Marino – Tax Court of Canada finds that an individual not within s. 2(1) or (3) was not a taxpayer who could generate a tuition tax credit

An individual with no connection to Canada paid a lot in tuition fees while in attendance at U.S. universities prior to 2012 then, on immigrating to Canada, claimed his purported unused tuition tax credits as a deduction from Canadian tax. Given that the tax credit provisions referred to an individual’s “taxation year,” the Crown successfully argued the Oceanspan principle that “a non-resident with no source of income in Canada, was not a ‘taxpayer’ and therefore did not have a taxation year.” Monaghan J rejected the taxpayer’s position that s. 250.1(a) had the effect of deeming any non-resident to have a taxation year - and instead indicated that this provision only “applies where a non-resident must have a taxation year if a provision of the Act is to operate as it is intended to operate, including in respect of another taxpayer,” for example, respecting a non-resident trust with a resident beneficiary recognizing income under s. 104(13) based on when that trust has a taxation year end.
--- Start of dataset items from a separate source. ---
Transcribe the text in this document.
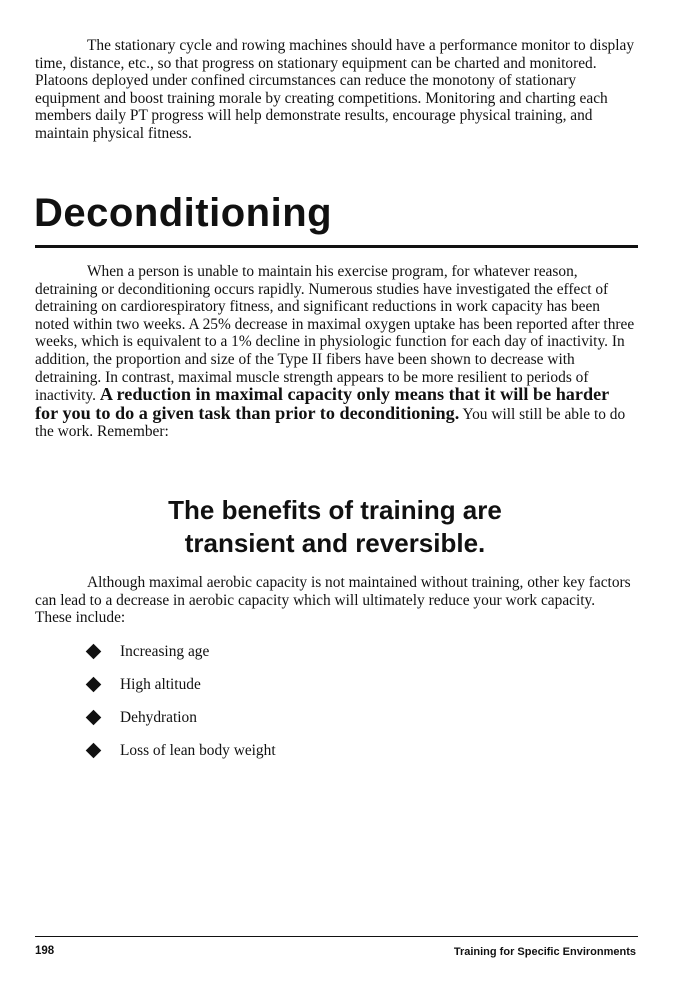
The stationary cycle and rowing machines should have a performance monitor to display time, distance, etc., so that progress on stationary equipment can be charted and monitored. Platoons deployed under confined circumstances can reduce the monotony of stationary equipment and boost training morale by creating competitions. Monitoring and charting each members daily PT progress will help demonstrate results, encourage physical training, and maintain physical fitness.

Deconditioning

When a person is unable to maintain his exercise program, for whatever reason, detraining or deconditioning occurs rapidly. Numerous studies have investigated the effect of detraining on cardiorespiratory fitness, and significant reductions in work capacity has been noted within two weeks. A 25% decrease in maximal oxygen uptake has been reported after three weeks, which is equivalent to a 1% decline in physiologic function for each day of inactivity. In addition, the proportion and size of the Type II fibers have been shown to decrease with detraining. In contrast, maximal muscle strength appears to be more resilient to periods of inactivity. A reduction in maximal capacity only means that it will be harder for you to do a given task than prior to deconditioning. You will still be able to do the work. Remember:

The benefits of training are
transient and reversible.

Although maximal aerobic capacity is not maintained without training, other key factors can lead to a decrease in aerobic capacity which will ultimately reduce your work capacity. These include:

Increasing age
High altitude
Dehydration
Loss of lean body weight
198	Training for Specific Environments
She also found against the taxpayer on less esoteric grounds, namely, that the tuition tax credit provision (s. 118.5(1)(b)) “applies for one purpose only: ‘for the purpose of computing the tax payable by an individual for a taxation year.’,” so that:

[A] person will not be an individual for purposes of section 118.5 in a particular year unless that individual is a taxpayer in that year because the individual is described in subsection 2(1) or 2(3) and is potentially liable to tax in Canada under Part I.

The taxpayer was described in neither s. 2(1) nor (3) prior to 2012.

Neal Armstrong. Summaries of Marino v. The Queen, 2020 TCC 50 under s. 118.5(1)(b) and s. 250.1(a).